For example, the texts N1 can include press released texts, texts from social websites, academic data texts, website texts, government data texts, unofficial database texts and/or other texts. The mentioned social websites can include Facebook, Instagram, Twitter (a.k.a. X), Reddit, Snapchat, TikTok and/or other social network websites.
The plurality of keywords K may be hotel-related keywords collected based on experience or statistics, or keywords automatically generated by a neural network based on a large amount of data. Therefore, the keywords K can be dynamically adjusted over time. For example, during the flower blossom season, the keywords K may include keywords related to flower blossom. In winter, the keywords K may include skiing-related keywords. Broadly speaking, the keywords K can include keywords related to sightseeing, tourism, attractions and leisure activities. In addition, from the tourism attractions marked by online travel agencies (OTAs), the attractions with a predetermined number of hotels marked by travel agencies (e.g. 10 hotels) can be selected as keywords. For example, non-attraction locations such as stations, supermarkets and universities may be filtered out optionally.
The plurality of first classification models 110 can be linked to the collection unit 105 and used to select a plurality of valid texts N2 from the plurality of texts N1. The first classification models 110 can be properly trained to enhance the ability of classification. The first classification models 110 can check the content of the texts N1 to filter out invalid texts. Since the sources of texts N1 are relatively wide and mixed, some texts may be related to construction news unrelated to hotels, and some texts may be expired news. For example, although a text had an impact on the hotel demand, the impact time has elapsed. Some texts may be advertisements unrelated to hotels. These invalid texts can be removed by the first classification models 110.
The semantic analysis unit 107 can be linked to the plurality of first classification models 110 and used to perform a semantic analysis operation to identify at least one time keyword Kt and at least one location keyword Kp in the valid texts N2. The keyword(s) Kt and the location keyword(s) Kp can be used to determine which region's hotel demand is impacted, and determine the length of time that the valid texts N2 impact the hotel demand.
The plurality of second classification models 120 can be linked to the semantic analysis unit 107 and used to generate a classification result Cr according to the at least one time keyword Kt and the at least one location keyword Kp. The classification result Cr can be related to at least one travel period and at least one travel location. Each classification model 120 can be corresponding to a theme for classifying each text of the valid texts N2 as being relevant or irrelevant to the theme.
The third classification model 130 can be linked to the plurality of second classification models 120 and used to classify each valid text of the plurality of valid texts N2 into a positive impact group Gp, a no impact group GO or a negative impact group Gm according to the classification result Cr.
The score unit 155 can be linked to the third classification model 130 and used to generate a hotel demand score S of a specific region according to at least one valid text in the positive impact group Gp and/or at least one valid text in the negative impact group Gm.
For example, if some press releases report that the weather in a hot spring area will be cold and sunny next week, and some press releases report a food festival of the hot spring area will be held next week, these press releases can be classified into the positive group Gp to increase the hotel demand score S in the hot spring area.

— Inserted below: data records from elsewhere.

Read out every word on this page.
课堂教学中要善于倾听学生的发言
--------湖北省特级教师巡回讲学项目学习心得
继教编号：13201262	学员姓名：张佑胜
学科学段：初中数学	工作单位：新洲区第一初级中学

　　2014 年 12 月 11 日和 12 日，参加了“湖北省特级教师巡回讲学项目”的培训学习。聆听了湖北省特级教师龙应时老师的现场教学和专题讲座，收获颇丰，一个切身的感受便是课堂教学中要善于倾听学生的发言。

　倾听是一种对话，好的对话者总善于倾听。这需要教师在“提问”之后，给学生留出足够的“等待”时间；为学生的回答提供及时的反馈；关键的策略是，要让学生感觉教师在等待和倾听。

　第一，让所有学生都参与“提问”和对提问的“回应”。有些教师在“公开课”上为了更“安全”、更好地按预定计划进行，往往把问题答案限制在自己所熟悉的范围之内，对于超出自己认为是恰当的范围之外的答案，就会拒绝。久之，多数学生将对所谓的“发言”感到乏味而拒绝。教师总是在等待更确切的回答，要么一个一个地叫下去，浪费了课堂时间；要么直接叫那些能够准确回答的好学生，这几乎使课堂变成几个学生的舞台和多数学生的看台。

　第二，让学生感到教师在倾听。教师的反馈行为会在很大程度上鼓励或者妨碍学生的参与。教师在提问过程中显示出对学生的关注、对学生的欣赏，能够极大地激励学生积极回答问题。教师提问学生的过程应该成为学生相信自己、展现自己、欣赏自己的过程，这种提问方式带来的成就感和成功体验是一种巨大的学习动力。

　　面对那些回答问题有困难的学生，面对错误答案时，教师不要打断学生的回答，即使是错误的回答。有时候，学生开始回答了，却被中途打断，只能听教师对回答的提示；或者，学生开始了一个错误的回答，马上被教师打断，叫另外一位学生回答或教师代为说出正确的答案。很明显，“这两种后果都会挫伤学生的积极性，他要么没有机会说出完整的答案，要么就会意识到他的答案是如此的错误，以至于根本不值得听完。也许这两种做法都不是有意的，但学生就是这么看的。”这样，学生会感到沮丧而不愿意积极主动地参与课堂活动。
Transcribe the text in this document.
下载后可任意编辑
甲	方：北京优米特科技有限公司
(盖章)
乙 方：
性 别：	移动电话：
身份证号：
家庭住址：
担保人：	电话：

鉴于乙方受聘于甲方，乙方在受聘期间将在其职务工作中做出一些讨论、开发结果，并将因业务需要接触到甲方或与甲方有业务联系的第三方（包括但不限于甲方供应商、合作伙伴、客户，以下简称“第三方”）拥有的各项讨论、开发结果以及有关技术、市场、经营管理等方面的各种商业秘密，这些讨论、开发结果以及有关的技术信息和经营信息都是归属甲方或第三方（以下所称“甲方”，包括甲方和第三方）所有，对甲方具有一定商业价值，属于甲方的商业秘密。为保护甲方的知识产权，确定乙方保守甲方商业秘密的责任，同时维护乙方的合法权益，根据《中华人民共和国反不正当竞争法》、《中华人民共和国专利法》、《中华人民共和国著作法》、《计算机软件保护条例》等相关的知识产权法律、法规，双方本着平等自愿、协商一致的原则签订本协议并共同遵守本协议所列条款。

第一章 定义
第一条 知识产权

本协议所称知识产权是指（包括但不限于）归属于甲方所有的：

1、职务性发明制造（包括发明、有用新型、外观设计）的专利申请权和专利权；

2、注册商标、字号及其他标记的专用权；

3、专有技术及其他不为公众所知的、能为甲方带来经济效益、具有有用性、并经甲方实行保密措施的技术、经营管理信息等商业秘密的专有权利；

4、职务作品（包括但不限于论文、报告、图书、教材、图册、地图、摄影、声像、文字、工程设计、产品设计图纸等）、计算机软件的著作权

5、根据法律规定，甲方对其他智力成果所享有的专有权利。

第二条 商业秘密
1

In another example, if some press releases report that the weather in a forest area will be rainy next week, and some press releases report that the roads in the forest area will be under construction next week, these press releases can be classified into the negative impact group Gm to decrease the hotel demand score S in the forest area.
The hotel demand evaluation system 100 can be used to perform classification of three stages. The setting interface 103, the collection unit 105 and the first classification models 110 can be used to perform classification of a first stage to check if a text is valid and select the valid texts N2. The semantic analysis unit 107 and the second classification models 120 can be used to perform classification of a second stage to classify the valid texts N2 with a plurality of themes. The third classification model 130 and the score unit 155 can be used perform classification of a third stage. In the third stage, the impact on the hotel demand of a specific region caused by the valid texts N2 of different themes can be evaluated to generate the hotel demand score S. For example, if the hotel demand score S is higher, the room rates can be raised, and the human resources and the management resources can be increased.
In
For example, the first classification models 110 can include multi-layer classification models to perform a plurality of sorts of judgments, and the first classification models 110 can use a plurality of indexes to check if a text is an invalid expired text or an invalid advertisement.
The first classification models 110, the second classification models 120 and the third classification model 130 each can include a decision tree model, a random forest model, a support vector machine (SVM) model, an adaptive boosting (AdaBoost) model, an artificial neural network (ANN) model, a K nearest neighbor (KNN) model, a logistic regression model and/or a K-means model. The machine-learning models and algorithms mentioned here are examples, and embodiments are not limited thereto. The first classification models 110, the second classification models 120 and the third classification model 130 each can include one of the abovementioned models and algorithms, and other appropriate models and algorithms can be used. Each of the semantic unit 107 and the score unit 155 can include a neural network, and the neural network can be trained to perform related operations.
The binary classification model and ternary classification model described here can be classification models with machine learning, used to classify inputted data into different categories.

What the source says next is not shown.